Initial coin offerings, cryptocurrencies, digital tokens – they seem to be all the rage now. Beyond being the latest trend, there are regulatory issues for the creators of these investments as well as for the investors. So, while those forming them are looking for the most relaxed.
“While some investors may look at regulations as unnecessary or even a hinderance, they can be helpful, especially for new investment instruments,” says Richard Cayne of Meyer International. “Scammers can hide behind complicated terminology and a lack of legal structures and ramifications.”
Not every country is embracing ICOs
As the technology and structuring of ICOs are evolving, many countries are carefully watching developments before jumping in one way or another. Many countries permit ICOs, but to what extent the governments have a hand in regulating the market varies widely.
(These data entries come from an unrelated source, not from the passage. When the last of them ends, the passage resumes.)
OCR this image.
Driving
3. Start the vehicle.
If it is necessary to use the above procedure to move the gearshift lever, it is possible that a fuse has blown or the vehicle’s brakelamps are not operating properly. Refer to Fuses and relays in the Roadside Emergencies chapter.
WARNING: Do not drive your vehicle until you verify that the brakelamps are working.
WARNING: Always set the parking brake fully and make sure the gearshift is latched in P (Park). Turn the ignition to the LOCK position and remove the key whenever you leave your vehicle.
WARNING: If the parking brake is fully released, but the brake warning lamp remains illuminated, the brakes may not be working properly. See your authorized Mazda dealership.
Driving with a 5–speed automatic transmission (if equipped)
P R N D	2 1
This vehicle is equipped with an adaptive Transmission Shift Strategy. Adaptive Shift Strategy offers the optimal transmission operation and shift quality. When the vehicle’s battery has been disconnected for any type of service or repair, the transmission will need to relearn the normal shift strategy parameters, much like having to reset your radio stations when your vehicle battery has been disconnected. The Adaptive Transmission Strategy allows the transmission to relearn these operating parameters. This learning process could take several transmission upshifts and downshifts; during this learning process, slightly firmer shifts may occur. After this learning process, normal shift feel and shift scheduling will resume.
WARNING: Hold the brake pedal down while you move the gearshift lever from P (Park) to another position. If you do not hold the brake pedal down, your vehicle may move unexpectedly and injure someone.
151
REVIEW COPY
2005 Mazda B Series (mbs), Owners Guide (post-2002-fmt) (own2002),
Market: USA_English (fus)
Countries like the US and Singapore allow ICOs, but they have stringent regulations whereby, if an offering meets certain parameters, it’s considered a security and is regulated as such. Others may permit them, but like Israel, have set high tax rates for profits from ICOs. And then there’s places like Spain, Malta, Jamaica, and Luxembourg that are offering tax incentives and loose regulatory regimes to encourage ICOs.
ICO regulations are still developing
If ICO investing is not available in your country, you may be tempted to invest in one overseas. But, buyer beware. You may want to make sure you’re protected in case the ICO you invest in is not as legitimate as you first thought. For example, Australia and South Korea have active regimes in place to pursue ICO bad actors.
But from when this article was written to when you read it, there may be new laws and regulations passed regarding ICOs in any number of countries. So, as always, it’s important to do your due diligence and get some expert advice.